After months of simmering tension between the world’s two largest economies, the U.S. looks poised to impose tariffs on $34 billion worth of Chinese goods on Friday. The key question for financial markets: will it trigger fresh volatility, or is an escalation of the trade war already priced in?

The 4.3 percent rally in European carmakers on Thursday, fueled by discussions on lowering tariffs with the U.S., suggests markets had already been primed for adverse news on global trade. Yet Chinese shares remained under pressure as officials wouldn’t say whether talks that could deliver a last-minute reprieve were ongoing.

“We can no longer talk about whether a trade war will develop, only the scale of the conflict,” Steve Barrow and Jeremy Stevens at Standard Bank wrote in a note this week. “A promising global economic and financial market picture has been thrown into turmoil.”

This new era of protectionism could hardly have come at a more sensitive time for markets. While the backdrop for growth is indeed strong -- particularly in the U.S. -- financial assets were already girding for so-called quantitative tightening as the world’s major central banks step back from stimulus.

That’s siphoning liquidity from the system, and volatility is on the way back as a result.
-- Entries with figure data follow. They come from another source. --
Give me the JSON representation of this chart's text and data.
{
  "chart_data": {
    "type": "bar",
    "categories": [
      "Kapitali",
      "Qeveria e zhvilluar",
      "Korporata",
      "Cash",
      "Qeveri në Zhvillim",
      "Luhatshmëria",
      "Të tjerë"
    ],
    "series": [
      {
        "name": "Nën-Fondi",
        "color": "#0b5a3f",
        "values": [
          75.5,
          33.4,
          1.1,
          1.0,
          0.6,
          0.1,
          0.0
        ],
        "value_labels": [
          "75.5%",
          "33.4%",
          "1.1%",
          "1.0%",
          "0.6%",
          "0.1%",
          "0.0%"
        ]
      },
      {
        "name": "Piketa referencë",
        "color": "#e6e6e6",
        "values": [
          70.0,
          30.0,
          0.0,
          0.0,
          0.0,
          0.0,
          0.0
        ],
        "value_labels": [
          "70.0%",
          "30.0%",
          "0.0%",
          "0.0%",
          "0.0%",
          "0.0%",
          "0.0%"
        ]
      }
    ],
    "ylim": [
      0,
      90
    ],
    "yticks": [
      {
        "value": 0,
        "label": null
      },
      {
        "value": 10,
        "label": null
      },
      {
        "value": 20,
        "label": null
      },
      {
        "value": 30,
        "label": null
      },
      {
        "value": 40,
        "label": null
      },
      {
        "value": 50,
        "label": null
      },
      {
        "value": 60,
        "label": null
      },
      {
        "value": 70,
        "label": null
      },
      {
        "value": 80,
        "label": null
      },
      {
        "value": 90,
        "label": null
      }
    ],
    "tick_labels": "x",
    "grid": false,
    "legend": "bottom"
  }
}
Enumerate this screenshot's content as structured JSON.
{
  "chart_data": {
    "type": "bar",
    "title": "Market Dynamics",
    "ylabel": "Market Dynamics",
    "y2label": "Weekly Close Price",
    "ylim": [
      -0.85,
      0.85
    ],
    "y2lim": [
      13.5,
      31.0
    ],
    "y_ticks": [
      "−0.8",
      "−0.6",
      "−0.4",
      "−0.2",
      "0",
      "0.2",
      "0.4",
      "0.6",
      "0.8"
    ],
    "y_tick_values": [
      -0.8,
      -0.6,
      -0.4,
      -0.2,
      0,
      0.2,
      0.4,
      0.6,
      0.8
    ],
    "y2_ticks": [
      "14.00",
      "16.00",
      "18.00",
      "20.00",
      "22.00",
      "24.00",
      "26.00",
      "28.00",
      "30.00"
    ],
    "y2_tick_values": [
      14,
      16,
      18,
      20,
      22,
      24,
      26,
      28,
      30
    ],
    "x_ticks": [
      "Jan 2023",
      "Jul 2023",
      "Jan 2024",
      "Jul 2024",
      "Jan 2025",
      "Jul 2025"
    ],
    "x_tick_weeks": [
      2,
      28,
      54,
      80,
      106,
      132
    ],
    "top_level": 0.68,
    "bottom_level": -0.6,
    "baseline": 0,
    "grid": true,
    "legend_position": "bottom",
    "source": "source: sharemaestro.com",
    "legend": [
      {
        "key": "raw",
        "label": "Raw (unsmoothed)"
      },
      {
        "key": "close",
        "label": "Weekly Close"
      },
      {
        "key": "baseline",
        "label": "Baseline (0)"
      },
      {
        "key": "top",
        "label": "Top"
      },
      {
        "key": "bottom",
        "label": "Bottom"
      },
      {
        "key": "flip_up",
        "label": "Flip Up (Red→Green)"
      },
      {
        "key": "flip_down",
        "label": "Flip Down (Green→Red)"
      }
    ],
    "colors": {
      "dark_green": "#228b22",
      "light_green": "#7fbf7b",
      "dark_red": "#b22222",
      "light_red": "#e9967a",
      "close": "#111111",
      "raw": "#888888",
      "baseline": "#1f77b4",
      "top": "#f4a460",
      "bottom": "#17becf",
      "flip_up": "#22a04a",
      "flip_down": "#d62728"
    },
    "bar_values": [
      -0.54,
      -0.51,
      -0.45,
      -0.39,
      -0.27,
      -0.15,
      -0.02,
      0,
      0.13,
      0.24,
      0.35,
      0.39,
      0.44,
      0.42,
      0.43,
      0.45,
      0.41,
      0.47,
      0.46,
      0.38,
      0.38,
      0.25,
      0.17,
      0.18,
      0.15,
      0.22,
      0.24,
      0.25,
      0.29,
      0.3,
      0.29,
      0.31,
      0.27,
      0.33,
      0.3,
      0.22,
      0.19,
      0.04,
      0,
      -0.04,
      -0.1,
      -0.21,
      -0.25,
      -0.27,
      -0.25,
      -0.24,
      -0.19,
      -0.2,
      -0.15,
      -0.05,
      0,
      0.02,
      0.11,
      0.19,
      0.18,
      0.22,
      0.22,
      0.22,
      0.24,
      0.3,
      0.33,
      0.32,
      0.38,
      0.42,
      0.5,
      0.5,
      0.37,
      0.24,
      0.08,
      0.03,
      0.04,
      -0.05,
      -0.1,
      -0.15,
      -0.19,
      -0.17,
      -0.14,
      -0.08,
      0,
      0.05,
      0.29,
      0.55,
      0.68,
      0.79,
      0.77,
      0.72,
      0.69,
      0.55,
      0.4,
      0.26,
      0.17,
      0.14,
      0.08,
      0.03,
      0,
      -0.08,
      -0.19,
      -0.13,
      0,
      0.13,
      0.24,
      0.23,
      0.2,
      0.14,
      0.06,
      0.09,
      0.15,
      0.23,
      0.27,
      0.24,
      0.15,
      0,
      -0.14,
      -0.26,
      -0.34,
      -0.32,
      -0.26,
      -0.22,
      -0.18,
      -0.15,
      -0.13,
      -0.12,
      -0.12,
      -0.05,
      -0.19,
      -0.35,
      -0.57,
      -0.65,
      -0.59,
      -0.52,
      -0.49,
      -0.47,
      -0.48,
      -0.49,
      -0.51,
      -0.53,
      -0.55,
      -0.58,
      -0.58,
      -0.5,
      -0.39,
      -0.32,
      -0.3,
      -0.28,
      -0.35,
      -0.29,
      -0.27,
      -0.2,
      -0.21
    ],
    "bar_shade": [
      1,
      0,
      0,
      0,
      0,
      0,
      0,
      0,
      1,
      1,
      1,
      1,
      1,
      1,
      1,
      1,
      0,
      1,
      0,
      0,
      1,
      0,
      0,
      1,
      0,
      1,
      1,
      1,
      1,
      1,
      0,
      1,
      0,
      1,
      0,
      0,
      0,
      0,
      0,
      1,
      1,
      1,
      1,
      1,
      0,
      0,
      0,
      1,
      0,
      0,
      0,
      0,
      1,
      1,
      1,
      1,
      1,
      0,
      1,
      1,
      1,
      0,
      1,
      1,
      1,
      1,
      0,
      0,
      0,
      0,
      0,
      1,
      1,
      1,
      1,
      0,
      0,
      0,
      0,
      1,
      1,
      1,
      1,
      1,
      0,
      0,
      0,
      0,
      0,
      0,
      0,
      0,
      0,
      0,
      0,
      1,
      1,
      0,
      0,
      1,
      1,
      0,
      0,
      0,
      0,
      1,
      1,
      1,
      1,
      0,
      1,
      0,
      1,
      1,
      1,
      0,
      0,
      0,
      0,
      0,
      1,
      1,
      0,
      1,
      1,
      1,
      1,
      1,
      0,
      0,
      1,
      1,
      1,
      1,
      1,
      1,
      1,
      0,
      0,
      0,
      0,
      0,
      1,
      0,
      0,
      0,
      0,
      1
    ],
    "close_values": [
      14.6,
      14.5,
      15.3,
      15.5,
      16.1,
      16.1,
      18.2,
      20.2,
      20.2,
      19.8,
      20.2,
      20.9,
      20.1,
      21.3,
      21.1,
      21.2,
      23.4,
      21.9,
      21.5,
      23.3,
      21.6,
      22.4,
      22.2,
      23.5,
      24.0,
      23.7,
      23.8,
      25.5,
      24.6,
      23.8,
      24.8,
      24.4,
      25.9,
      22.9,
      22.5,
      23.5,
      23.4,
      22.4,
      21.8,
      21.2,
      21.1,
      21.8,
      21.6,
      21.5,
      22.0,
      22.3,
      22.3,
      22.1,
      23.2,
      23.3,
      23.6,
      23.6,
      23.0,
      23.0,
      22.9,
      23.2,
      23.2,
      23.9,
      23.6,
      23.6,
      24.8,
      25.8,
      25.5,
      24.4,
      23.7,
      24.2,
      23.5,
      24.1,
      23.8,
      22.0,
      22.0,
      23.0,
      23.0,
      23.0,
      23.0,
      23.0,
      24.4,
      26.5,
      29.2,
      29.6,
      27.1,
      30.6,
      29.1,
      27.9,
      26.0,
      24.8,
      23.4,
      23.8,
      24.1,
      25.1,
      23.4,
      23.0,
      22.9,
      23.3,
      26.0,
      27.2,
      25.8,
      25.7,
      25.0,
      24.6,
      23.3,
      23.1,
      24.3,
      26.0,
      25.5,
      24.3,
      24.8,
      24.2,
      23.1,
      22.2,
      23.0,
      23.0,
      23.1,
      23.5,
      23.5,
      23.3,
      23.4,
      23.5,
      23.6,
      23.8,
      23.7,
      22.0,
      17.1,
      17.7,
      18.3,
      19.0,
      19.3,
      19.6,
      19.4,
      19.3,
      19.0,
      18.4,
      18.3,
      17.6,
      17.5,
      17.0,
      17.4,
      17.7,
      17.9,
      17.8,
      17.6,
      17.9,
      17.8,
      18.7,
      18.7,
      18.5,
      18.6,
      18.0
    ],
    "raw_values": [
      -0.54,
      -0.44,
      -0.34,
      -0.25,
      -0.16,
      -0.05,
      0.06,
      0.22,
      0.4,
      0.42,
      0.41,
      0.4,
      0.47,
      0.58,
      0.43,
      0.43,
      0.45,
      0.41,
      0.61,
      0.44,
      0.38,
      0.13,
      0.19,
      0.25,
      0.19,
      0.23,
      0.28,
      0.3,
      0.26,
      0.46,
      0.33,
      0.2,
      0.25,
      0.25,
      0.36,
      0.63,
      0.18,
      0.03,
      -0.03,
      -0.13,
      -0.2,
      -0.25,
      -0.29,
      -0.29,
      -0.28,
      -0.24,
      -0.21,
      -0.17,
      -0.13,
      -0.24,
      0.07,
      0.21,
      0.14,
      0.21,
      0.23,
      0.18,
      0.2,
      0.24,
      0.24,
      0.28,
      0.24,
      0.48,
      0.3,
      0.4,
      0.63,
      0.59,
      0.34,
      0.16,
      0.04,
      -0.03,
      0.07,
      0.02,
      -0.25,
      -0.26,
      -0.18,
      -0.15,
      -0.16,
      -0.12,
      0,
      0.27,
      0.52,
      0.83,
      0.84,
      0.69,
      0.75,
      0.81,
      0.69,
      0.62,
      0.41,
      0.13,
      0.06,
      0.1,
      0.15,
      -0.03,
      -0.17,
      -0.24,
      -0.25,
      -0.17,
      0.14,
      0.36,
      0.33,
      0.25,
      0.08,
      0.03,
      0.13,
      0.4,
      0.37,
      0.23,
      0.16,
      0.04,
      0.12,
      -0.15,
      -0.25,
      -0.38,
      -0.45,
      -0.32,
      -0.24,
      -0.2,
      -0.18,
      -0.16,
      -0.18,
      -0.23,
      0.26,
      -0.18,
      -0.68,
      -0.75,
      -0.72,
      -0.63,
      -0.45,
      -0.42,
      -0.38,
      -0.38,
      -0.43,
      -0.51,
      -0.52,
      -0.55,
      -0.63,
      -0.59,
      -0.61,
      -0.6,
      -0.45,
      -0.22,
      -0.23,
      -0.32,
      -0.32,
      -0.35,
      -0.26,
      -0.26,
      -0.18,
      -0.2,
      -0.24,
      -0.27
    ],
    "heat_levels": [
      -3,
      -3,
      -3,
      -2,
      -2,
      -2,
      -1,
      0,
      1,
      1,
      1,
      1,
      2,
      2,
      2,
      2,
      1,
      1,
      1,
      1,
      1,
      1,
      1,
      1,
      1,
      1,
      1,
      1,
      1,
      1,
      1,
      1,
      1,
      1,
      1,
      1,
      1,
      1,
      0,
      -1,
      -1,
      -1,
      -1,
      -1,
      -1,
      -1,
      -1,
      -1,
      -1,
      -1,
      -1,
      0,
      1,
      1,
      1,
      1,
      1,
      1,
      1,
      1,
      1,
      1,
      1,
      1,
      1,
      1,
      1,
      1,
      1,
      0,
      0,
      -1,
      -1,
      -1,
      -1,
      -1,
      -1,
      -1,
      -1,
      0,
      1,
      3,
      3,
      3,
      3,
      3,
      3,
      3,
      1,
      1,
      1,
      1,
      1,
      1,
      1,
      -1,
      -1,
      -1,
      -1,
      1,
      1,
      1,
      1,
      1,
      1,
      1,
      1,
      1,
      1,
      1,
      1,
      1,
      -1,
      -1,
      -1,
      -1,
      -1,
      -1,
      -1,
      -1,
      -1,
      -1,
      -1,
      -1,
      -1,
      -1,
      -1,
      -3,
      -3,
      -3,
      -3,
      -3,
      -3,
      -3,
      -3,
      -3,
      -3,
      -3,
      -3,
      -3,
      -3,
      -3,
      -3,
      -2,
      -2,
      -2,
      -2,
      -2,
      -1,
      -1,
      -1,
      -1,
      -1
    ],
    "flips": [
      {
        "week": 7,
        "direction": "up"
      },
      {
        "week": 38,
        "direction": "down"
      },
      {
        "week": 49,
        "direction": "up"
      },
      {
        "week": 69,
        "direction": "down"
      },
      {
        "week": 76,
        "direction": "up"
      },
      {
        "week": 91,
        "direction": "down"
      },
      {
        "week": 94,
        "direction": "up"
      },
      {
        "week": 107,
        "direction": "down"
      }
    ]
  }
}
The Cboe’s Volatility Index, known as the VIX, has averaged 16.3 this year, compared with 11.1 in 2017. After recovering from a spike in February’s market blow-up, currency swings have risen for six of the past seven weeks, according to JPMorgan Chase & Co. indexes.

“Investors should expect volatility to continue,” says Mark Haefele, chief investment officer at UBS Global Wealth Management. “We recommend investors stay invested, but consider five actions: looking to alternatives, hedging equity exposure, improving credit quality, diversifying sector and country risks, and taking a longer-term view.”

The worst-case scenario is that the trade war, in concert with monetary tightening, upends the global business cycle. German Chancellor Angela Merkel raised the specter of the global financial crisis as she warned of potential fallout on Wednesday. Shares of European carmakers had fallen more than 11 percent since mid-June through yesterday.

Not everyone is buying the bearish case, particularly when taken from the U.S. point of view.

“So far the trade war dynamic has made significant headlines,” said James McAlevey, head of rates at Aviva Investors. “Fifty billion dollars writes headlines but it doesn’t move the needle on U.S. growth. If it doesn’t escalate, we don’t think it has material knock-on implications for the U.S. economy.”

Ticking Clock
U.S. stocks are outperforming amid a global slide, the dollar is near the highest in a year and Treasuries are well supported even as rates rise. Contrast that with Chinese assets -- Shanghai’s benchmark share gauge tumbled into a bear market last week, while the country’s central bank has verbally intervened to slow the yuan’s descent. Only Chinese bonds are on the up, catching a bid as domestic investors flee riskier assets.